There, you see, I feel better already, just thinking about it. OK, go girl. Go get 'em.
I force myself to push open the door, and suddenly I'm in a very smart restaurant, all black lacquer and white linen and colored fish swimming in tanks.
“Good afternoon,” says a maître
d' dressed entirely in black.
“Hello,” I say. “I'm here to meet—”
Shit, I've completely forgotten the names of the people I'm meeting.
Oh, great start, Becky. This is really professional.
“Could you just . . . hang on?” I say, and turn away, flushing red. I scrabble in my bag for the piece of paper—and here we are. Judd Westbrook and Kent Garland.
Kent? Is that really a name?
“It's Rebecca Bloomwood,” I say to the maître d', hastily shoving the paper back in my bag, “meeting Judd Westbrook and Kent Garland of HLBC.”
He scans the list, then gives a frosty smile. “Ah yes. They're already here.”
Taking a deep breath, I follow him to the table—and there they are. A blond woman in a beige trouser suit and a chiseled-looking man in an equally immaculate black suit and sage-green tie. I fight the urge to run away, and advance with a confident smile, holding out my hand. They both look up at me, and for a moment neither says anything—and I feel a horrible conviction that I've already broken some vital rule of etiquette. I mean, you do shake hands in America, don't you? Are you supposed to kiss? Or bow?
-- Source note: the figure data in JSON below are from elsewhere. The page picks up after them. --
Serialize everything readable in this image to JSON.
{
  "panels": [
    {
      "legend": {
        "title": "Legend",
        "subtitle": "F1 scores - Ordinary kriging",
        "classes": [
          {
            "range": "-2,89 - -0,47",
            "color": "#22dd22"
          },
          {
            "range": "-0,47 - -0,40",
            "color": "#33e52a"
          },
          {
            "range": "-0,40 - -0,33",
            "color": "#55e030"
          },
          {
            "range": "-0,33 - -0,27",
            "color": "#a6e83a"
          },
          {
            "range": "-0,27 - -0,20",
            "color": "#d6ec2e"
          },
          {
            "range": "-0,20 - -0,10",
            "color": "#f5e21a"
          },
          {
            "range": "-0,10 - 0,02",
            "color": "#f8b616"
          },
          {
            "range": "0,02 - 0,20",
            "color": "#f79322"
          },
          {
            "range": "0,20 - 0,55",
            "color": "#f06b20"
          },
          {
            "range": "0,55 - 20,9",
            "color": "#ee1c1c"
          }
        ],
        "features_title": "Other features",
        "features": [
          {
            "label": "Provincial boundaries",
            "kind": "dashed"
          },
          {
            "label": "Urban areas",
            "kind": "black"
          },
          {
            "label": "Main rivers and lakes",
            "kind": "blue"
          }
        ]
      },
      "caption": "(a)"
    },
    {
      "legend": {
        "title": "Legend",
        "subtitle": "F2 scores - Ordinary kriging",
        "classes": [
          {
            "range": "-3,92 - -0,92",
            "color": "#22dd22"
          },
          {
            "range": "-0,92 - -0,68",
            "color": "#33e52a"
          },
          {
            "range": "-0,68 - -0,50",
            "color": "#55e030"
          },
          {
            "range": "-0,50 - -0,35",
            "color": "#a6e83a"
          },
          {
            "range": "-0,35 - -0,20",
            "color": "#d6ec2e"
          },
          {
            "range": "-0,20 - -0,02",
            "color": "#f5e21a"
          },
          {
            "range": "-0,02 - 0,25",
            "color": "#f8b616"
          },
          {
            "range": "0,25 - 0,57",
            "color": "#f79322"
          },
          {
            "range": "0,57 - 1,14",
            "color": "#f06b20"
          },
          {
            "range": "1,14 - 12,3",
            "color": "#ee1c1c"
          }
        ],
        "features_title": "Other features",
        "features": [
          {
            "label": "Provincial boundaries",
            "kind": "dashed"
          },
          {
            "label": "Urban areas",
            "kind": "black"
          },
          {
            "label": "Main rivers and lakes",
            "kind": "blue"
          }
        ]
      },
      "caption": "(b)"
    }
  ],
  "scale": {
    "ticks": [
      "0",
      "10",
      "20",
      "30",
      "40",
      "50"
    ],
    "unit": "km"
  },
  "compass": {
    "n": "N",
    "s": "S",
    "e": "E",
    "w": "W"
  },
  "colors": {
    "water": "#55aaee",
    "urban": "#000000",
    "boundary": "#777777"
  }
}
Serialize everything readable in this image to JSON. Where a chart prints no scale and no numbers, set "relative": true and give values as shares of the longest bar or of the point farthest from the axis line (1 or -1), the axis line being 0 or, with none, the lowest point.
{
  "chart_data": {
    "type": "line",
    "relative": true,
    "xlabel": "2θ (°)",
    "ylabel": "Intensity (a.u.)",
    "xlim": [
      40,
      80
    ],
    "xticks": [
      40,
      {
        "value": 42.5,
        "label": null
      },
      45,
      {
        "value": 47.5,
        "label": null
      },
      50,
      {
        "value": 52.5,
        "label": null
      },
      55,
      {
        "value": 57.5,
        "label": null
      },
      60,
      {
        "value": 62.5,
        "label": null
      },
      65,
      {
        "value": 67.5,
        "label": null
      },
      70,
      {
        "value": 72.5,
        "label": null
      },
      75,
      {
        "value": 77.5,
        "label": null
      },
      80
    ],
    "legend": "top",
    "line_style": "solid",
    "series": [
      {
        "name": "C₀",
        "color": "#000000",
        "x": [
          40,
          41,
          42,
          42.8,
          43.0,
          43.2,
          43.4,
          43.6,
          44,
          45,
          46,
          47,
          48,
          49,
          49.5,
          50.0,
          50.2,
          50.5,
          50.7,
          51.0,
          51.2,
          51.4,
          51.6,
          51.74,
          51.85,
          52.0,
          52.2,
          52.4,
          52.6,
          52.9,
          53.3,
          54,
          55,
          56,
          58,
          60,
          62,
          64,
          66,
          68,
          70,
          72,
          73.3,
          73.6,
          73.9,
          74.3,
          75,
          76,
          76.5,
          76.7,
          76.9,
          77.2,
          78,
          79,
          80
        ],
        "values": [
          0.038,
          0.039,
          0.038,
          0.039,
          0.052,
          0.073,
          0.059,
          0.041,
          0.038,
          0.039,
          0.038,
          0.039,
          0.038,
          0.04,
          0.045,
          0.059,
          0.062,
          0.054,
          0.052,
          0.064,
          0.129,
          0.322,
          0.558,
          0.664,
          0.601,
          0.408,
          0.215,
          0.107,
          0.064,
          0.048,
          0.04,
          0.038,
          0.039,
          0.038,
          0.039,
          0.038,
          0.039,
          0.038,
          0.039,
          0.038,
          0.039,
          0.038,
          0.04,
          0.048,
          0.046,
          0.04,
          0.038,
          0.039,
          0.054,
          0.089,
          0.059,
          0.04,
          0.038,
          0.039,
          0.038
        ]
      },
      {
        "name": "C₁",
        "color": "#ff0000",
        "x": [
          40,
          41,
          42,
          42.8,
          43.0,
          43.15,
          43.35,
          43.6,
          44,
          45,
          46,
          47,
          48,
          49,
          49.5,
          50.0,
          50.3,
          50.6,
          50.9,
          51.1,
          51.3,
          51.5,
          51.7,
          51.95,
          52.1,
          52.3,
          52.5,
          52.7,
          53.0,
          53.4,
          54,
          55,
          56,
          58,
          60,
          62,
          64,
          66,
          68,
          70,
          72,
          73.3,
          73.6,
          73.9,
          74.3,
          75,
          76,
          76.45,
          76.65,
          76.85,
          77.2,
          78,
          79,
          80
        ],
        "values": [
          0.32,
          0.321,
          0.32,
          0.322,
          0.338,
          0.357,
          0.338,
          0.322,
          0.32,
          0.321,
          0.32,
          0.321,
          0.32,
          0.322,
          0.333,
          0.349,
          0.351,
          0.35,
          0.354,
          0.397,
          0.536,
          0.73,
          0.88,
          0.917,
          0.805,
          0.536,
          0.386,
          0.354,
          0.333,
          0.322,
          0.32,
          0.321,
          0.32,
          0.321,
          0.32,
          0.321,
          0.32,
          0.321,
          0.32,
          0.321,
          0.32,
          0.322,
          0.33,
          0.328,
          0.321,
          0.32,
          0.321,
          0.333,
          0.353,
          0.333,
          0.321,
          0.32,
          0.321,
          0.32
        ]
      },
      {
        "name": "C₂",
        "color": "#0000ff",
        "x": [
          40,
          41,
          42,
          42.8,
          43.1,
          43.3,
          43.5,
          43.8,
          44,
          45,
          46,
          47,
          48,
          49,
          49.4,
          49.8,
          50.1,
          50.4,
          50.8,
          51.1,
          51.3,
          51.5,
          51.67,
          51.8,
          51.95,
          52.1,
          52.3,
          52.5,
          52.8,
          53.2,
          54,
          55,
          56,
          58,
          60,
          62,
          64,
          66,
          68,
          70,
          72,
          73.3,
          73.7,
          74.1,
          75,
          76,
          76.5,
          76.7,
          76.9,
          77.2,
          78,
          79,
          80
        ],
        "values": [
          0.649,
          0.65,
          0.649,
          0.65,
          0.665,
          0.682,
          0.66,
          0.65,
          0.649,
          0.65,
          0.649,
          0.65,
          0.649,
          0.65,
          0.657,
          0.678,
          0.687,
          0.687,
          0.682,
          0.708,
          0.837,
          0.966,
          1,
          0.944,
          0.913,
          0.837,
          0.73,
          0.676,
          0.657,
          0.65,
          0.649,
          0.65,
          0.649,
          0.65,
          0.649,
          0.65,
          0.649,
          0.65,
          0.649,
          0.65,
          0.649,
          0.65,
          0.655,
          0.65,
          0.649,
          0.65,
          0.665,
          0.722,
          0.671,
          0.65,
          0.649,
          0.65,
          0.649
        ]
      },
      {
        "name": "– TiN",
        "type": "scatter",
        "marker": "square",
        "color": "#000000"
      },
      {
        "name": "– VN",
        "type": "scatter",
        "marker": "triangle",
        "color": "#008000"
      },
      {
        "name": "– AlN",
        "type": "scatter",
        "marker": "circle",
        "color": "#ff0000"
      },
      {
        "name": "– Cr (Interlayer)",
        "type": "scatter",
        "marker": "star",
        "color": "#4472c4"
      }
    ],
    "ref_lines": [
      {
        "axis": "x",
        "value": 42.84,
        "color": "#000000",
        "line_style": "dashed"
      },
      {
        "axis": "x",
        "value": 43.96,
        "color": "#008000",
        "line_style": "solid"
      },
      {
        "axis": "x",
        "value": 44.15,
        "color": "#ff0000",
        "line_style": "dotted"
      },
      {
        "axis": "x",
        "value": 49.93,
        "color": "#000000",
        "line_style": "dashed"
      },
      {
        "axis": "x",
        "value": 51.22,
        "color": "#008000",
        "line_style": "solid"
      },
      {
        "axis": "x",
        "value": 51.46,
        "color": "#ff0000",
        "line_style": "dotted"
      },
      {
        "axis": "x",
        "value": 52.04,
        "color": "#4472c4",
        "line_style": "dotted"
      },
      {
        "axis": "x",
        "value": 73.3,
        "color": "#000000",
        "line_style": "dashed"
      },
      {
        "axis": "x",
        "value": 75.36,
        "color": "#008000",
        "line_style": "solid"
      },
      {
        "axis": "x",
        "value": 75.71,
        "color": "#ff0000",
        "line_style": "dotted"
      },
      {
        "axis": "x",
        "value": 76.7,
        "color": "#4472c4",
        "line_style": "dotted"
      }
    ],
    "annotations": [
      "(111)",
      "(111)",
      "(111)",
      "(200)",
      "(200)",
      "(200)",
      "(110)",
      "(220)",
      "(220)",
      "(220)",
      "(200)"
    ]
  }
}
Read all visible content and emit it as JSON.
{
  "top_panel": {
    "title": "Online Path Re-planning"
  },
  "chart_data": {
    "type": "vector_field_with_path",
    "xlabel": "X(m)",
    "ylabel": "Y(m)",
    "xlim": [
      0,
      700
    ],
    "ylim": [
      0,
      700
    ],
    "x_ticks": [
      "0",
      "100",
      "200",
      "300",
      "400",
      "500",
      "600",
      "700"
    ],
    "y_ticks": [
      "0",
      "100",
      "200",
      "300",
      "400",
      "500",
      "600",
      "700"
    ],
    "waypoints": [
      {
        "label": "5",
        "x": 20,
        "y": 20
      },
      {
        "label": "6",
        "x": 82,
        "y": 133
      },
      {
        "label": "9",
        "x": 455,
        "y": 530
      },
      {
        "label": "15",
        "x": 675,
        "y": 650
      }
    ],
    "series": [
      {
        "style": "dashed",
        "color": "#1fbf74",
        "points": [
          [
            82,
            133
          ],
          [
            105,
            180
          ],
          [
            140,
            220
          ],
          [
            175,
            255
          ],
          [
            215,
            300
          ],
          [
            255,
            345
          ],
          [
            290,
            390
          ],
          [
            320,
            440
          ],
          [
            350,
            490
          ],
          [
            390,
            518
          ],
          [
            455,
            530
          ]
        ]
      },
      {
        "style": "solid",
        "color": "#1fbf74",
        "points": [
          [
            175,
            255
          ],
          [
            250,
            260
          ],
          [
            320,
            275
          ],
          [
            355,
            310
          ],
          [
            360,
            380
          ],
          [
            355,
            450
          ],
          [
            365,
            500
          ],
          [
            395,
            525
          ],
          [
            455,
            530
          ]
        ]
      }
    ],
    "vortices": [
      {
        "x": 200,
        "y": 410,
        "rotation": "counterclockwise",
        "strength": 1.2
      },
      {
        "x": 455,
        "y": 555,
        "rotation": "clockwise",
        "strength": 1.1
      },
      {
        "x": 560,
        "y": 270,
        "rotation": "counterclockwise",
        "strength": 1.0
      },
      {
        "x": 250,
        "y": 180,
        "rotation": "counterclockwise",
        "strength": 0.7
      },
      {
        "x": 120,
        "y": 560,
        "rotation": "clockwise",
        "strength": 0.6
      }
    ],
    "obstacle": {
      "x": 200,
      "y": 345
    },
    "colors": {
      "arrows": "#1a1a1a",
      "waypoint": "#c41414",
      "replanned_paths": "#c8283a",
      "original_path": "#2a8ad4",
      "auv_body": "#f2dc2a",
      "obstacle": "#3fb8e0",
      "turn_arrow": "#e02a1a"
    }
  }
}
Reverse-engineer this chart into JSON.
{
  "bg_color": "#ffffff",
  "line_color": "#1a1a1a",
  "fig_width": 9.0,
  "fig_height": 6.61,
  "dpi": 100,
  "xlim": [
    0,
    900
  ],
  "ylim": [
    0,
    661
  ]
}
But thankfully the blond woman is getting up and clasping my hand warmly.
“Becky!” she says. “So thrilled to meet you. I'm Kent Garland.”
“Judd Westbrook,” says the man, gazing at me with deep-set eyes. “We're very excited to meet you.”
“Me too!” I say. “And thank you so much for your lovely flowers!”
“Not at all,” says Judd, and ushers me into a chair. “It's a delight.”
“An enormous pleasure,” says Kent.
There's an expectant silence.
“Well, it's a . . . a fantastic pleasure for me, too,” I say hastily. “Absolutely . . . phenomenal.”
So far so good. If we just keep telling each other what a pleasure this is, I should do OK. Carefully I place my bag on the floor, along with my copies of the FT and the Wall Street Journal. I thought about the South China Morning Post, too, but decided that might be a bit much.